The principal limitation of our study is the relatively small sample size, which is a reflection of the rarity of operating on patients on dialysis who need valve surgery, particularly in the era of less invasive transcatheter therapies (23,24) and in an effort to minimize hospital mortality in this critical population (25). This may affect the ability to detect significant differences between the groups and subject the analyses to type II error. This study was also retrospective and not randomized, allowing for selection bias. The decision on who to operate on and choice of valve were individualized and made by the primary surgeon. Therefore, potentially, an ESRD patient who is expected to live longer as assessed by the surgeon, may have a higher propensity to receive a mechanical valve.

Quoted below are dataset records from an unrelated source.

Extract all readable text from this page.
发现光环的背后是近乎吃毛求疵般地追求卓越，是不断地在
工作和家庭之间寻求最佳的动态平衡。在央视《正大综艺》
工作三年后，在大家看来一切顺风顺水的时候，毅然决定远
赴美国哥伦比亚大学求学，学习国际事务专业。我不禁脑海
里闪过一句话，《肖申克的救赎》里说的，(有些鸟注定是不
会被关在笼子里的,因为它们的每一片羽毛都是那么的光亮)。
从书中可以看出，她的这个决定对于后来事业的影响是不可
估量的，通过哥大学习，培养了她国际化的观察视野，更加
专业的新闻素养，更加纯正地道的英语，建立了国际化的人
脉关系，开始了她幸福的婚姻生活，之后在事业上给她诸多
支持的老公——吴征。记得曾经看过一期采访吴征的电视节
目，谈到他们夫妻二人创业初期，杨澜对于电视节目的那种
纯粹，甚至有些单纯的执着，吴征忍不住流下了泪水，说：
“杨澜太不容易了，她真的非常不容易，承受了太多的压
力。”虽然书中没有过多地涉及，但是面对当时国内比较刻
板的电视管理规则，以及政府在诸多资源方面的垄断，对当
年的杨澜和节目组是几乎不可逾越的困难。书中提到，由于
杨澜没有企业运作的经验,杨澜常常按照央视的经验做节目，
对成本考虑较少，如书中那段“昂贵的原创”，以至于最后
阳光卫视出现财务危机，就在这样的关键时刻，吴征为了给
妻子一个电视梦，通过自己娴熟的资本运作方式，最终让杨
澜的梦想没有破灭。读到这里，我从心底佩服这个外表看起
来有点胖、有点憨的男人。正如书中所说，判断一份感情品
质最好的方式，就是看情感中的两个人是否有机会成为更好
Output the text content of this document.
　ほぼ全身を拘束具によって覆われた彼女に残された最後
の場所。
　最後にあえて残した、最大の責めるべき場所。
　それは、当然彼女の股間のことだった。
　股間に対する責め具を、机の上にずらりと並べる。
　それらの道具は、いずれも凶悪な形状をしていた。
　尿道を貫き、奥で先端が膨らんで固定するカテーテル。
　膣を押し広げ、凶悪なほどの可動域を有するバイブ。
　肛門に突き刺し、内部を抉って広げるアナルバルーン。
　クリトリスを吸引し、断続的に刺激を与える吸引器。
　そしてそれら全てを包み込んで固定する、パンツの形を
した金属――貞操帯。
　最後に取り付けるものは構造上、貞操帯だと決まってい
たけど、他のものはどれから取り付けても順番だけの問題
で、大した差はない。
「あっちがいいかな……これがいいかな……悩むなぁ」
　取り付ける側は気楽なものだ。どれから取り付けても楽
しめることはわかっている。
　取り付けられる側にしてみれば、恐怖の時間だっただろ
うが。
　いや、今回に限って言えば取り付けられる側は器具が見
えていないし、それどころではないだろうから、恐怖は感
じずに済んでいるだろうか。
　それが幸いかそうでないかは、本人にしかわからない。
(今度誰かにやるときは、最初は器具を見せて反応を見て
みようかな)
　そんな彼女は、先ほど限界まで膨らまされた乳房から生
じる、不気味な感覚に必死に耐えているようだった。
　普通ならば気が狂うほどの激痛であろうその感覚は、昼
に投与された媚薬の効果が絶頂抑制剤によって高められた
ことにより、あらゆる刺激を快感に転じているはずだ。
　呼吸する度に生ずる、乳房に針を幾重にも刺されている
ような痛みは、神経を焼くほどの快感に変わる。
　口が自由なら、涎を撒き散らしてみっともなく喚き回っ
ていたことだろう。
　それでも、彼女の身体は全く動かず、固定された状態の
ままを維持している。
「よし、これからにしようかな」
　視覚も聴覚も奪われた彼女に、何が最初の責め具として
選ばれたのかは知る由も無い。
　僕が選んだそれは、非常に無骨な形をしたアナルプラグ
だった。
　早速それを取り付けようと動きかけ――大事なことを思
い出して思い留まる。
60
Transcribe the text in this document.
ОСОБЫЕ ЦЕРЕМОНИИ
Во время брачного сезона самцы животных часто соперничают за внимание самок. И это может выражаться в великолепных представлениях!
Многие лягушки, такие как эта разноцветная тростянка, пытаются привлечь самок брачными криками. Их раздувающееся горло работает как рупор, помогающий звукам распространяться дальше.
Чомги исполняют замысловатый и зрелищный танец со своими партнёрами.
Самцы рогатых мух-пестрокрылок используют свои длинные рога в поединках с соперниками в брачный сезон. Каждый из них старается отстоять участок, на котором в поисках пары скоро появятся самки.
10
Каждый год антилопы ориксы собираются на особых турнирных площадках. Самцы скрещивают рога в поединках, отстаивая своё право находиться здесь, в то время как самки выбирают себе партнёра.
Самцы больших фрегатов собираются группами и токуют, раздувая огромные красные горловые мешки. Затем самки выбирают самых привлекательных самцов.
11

This study demonstrates that mechanical valves provide an intermediate term mortality benefit as compared to bioprosthetic valves in patients undergoing AVR and/or MVR. This benefit in survival must be balanced with the burden of anticoagulation and the increased risk of readmission for bleeding. Although valve choice should be individualized, these data suggest that mechanical valve usage is reasonable in patients on dialysis.
We would like to acknowledge Michael Sharbaugh, MPH, for his statistical guidance for this project.
Conflicts of Interest: TG Gleason—Medical Advisory Board, Abbott; A Kilic—Medical Advisory Board, Medtronic, Inc.The other authors have no conflicts of interest to declare.
Ethical Statement: The study was approved by the institutional review board (IRB approval # PRO16020002).